Bulan mencebik sambil mengangguk.

“Hmm ... kaciaaaan. Ya udah, nggak papa kalau nggak pulang. Masih ada Antika kok, jadi kamu nggak beneran sendiri. Cuma, sabar ya kalau nanti si Antika ....”

“Sssst! Udah paham,” sambung Bulang. Dia dan Sinta langsung terkekeh bersamaan karena keduanya paham soal Antika si paling sering bawa pacar ke kos-kosan.

“Yang penting kamu kunci pintu kamar aja. Takutnya ntar cowoknya dia salah masuk.”

“Ish! Kak Sin bisa aja,” kata Bulan.

“Ya udah, aku pergi dulu ya. Sampai ketemu Hari Senin, Moonlight!”

Bulan tersenyum. “Hati-hati, Kak,” ucapnya.

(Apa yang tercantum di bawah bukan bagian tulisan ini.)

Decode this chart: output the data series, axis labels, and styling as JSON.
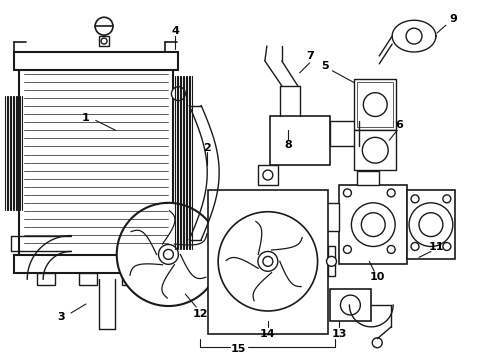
{
  "background_color": "#ffffff",
  "line_color": "#1a1a1a",
  "fig_width": 4.9,
  "fig_height": 3.6,
  "dpi": 100
}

Setelah Sinta pergi, Bulan menatap suasana kos-kosannya yang sepi. Sekitar tujuh kamar dengan tiga melintang ke barat-timur dan dua ke utara-selatan itu, terlihat menutup semuanya.Lampu kamar juga mati. Sepertinya benar kata Sinta, long weekend membuat para mahasiswa penghuni kosan memutuskan untuk pulang kampung. Tidak seperti Bulan yang justru memilih menghindari kata pulang. Ya, karena pulang bagi Bulan, sama dengan menghadapi tekanan dari orang tuanya soal IP-nya semester ini yang harus naik dari semester lalu atau setidaknya konstan 3,6. 

Bulan akhirnya masuk kembali ke kamarnya. Seperti pesan Sinta, dia pun mengunci pintu karena kosan sedang sepi sekali. Apalagi, pintu kamar kos di sini langsung terhubung dengan teras, tidak berada di dalam bangunan.

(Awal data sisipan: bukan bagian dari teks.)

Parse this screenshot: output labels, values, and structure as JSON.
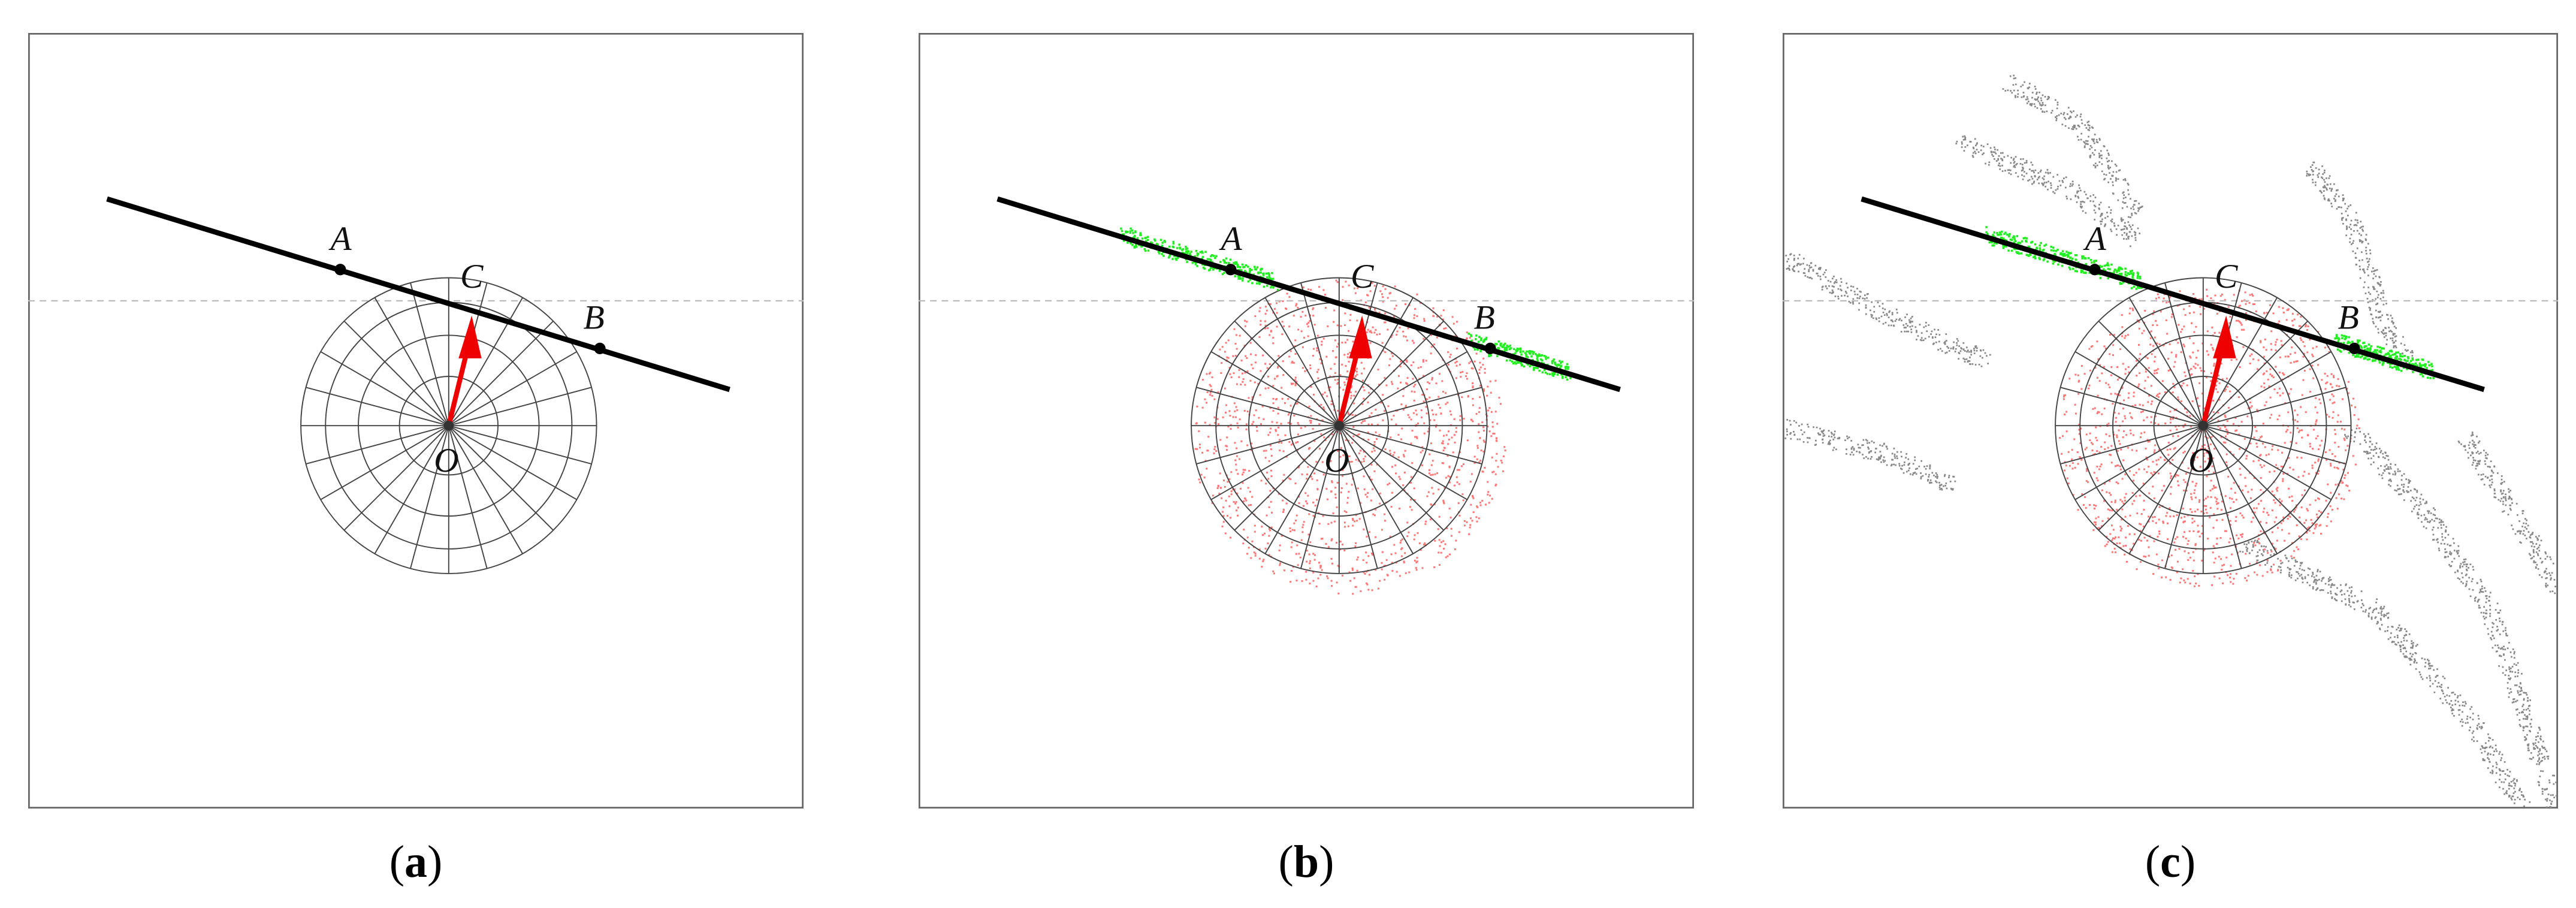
{
  "panels": [
    {
      "points": {
        "A": "A",
        "B": "B",
        "C": "C",
        "O": "O"
      },
      "caption": [
        "(",
        "a",
        ")"
      ]
    },
    {
      "points": {
        "A": "A",
        "B": "B",
        "C": "C",
        "O": "O"
      },
      "caption": [
        "(",
        "b",
        ")"
      ]
    },
    {
      "points": {
        "A": "A",
        "B": "B",
        "C": "C",
        "O": "O"
      },
      "caption": [
        "(",
        "c",
        ")"
      ]
    }
  ]
}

Suara ketukan pintu terdengar saat Bulan baru saja hendak memainkan ponsel. Sedikit ragu, Bulan pun membuka pintu kamarnya.

“Kak Beni,” gumamnya menyebut satu nama dengan raut terkejut. “Kak Beni, gimana bisa sampai di sini?”

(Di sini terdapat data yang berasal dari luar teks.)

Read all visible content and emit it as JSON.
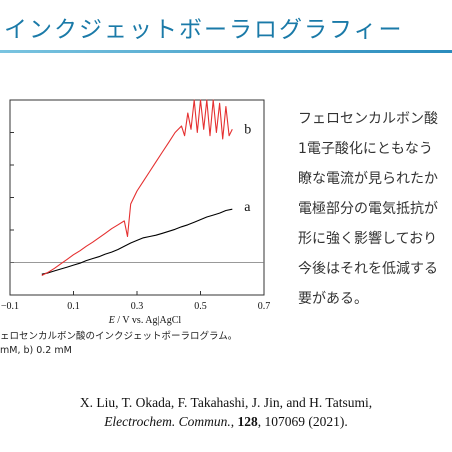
{
  "slide": {
    "title": "インクジェットボーラログラフィー"
  },
  "body_text": [
    "フェロセンカルボン酸",
    "1電子酸化にともなう",
    "瞭な電流が見られたか",
    "電極部分の電気抵抗が",
    "形に強く影響しており",
    "今後はそれを低減する",
    "要がある。"
  ],
  "caption": {
    "line1": "ェロセンカルボン酸のインクジェットポーラログラム。",
    "line2": "mM, b) 0.2 mM"
  },
  "reference": {
    "authors": "X. Liu, T. Okada, F. Takahashi, J. Jin, and H. Tatsumi,",
    "journal": "Electrochem. Commun.",
    "sep1": ", ",
    "volume": "128",
    "rest": ", 107069 (2021)."
  },
  "colors": {
    "title": "#1a7aa8",
    "series_a": "#000000",
    "series_b": "#e53030"
  },
  "chart_data": {
    "type": "line",
    "xlabel_italic": "E",
    "xlabel_rest": " / V vs. Ag|AgCl",
    "x_ticks": [
      "−0.1",
      "0.1",
      "0.3",
      "0.5",
      "0.7"
    ],
    "x_tick_values": [
      -0.1,
      0.1,
      0.3,
      0.5,
      0.7
    ],
    "xlim": [
      -0.1,
      0.7
    ],
    "ylim": [
      -0.5,
      2.5
    ],
    "y_gridlines": [
      0,
      0.5,
      1.0,
      1.5,
      2.0,
      2.5
    ],
    "zero_line": 0,
    "series": [
      {
        "name": "a",
        "x": [
          0.0,
          0.02,
          0.04,
          0.06,
          0.08,
          0.1,
          0.12,
          0.14,
          0.16,
          0.18,
          0.2,
          0.22,
          0.24,
          0.26,
          0.28,
          0.3,
          0.32,
          0.34,
          0.36,
          0.38,
          0.4,
          0.42,
          0.44,
          0.46,
          0.48,
          0.5,
          0.52,
          0.54,
          0.56,
          0.58,
          0.6
        ],
        "y": [
          -0.18,
          -0.16,
          -0.13,
          -0.1,
          -0.07,
          -0.04,
          -0.01,
          0.03,
          0.06,
          0.09,
          0.13,
          0.16,
          0.2,
          0.25,
          0.3,
          0.34,
          0.38,
          0.4,
          0.42,
          0.45,
          0.48,
          0.51,
          0.55,
          0.58,
          0.62,
          0.66,
          0.7,
          0.73,
          0.76,
          0.8,
          0.82
        ]
      },
      {
        "name": "b",
        "x": [
          0.0,
          0.02,
          0.04,
          0.06,
          0.08,
          0.1,
          0.12,
          0.14,
          0.16,
          0.18,
          0.2,
          0.22,
          0.24,
          0.26,
          0.27,
          0.28,
          0.3,
          0.32,
          0.34,
          0.36,
          0.38,
          0.4,
          0.42,
          0.44,
          0.45,
          0.46,
          0.47,
          0.48,
          0.49,
          0.5,
          0.51,
          0.52,
          0.53,
          0.54,
          0.55,
          0.56,
          0.57,
          0.58,
          0.59,
          0.6
        ],
        "y": [
          -0.2,
          -0.15,
          -0.09,
          -0.02,
          0.05,
          0.12,
          0.18,
          0.25,
          0.31,
          0.38,
          0.45,
          0.52,
          0.58,
          0.64,
          0.4,
          0.9,
          1.1,
          1.25,
          1.4,
          1.55,
          1.7,
          1.85,
          2.0,
          2.1,
          1.95,
          2.3,
          2.05,
          2.5,
          2.0,
          2.5,
          2.05,
          2.5,
          1.95,
          2.5,
          2.0,
          2.45,
          1.9,
          2.4,
          1.95,
          2.05
        ]
      }
    ]
  }
}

Lelaki dengan jaket jeans balel yang disebut Bulan bernama Beni itu pun tersenyum. “Nggak usah kaget, Lan. Kamu kan tahu, apa aja bakal aku lakuin buat kamu. Termasuk nyusulin kamu ke Bandung.”

“Ta-tapi ... kalau orang tuaku tahu, gimana?” tanya Bulan. Rautnya masih terlihat tidak percaya jika Beni bisa menyusulnya ke kota ini.

“Enggaklah! Orang tua kamu kan di Jakarta, Lan. Justru di sini, kita mungkin bisa bebas,” kata Beni.

“Tapi, Kak. A-aku takut … Papa tu ….”

“Ssstt … Bulan, aku baru dateng loh! Jauh-jauh perjalanan tiga jam nembus macet, masa sambutan kamu begini? Udah ya,  lupain soal Papa kamu. Lagi pula, aku siap menanggung semua risikonya demi kamu, Bulan,” kata Beni. Lelaki itu menatap Bulan lekat.

Bulan menghela napas. Dia tetap terlihat khawatir, tetapi mencoba berdamai dengan situasi karena Beni sudah terlanjur di sini.

“Oke, Kak Beni silakan duduk,” kata Bulan.

Beni pun tersenyum. “Nah, gitu dong, Cantik,” kata Beni sembari tangannya mencolek dagu Bulan tetapi gadis itu dengan cepat memalingkan wajah.

“Kak Beni mau minum apa? Eum … tapi, aku cuma ada air putih sama teh. Maklum anak kos,” kata Bulan.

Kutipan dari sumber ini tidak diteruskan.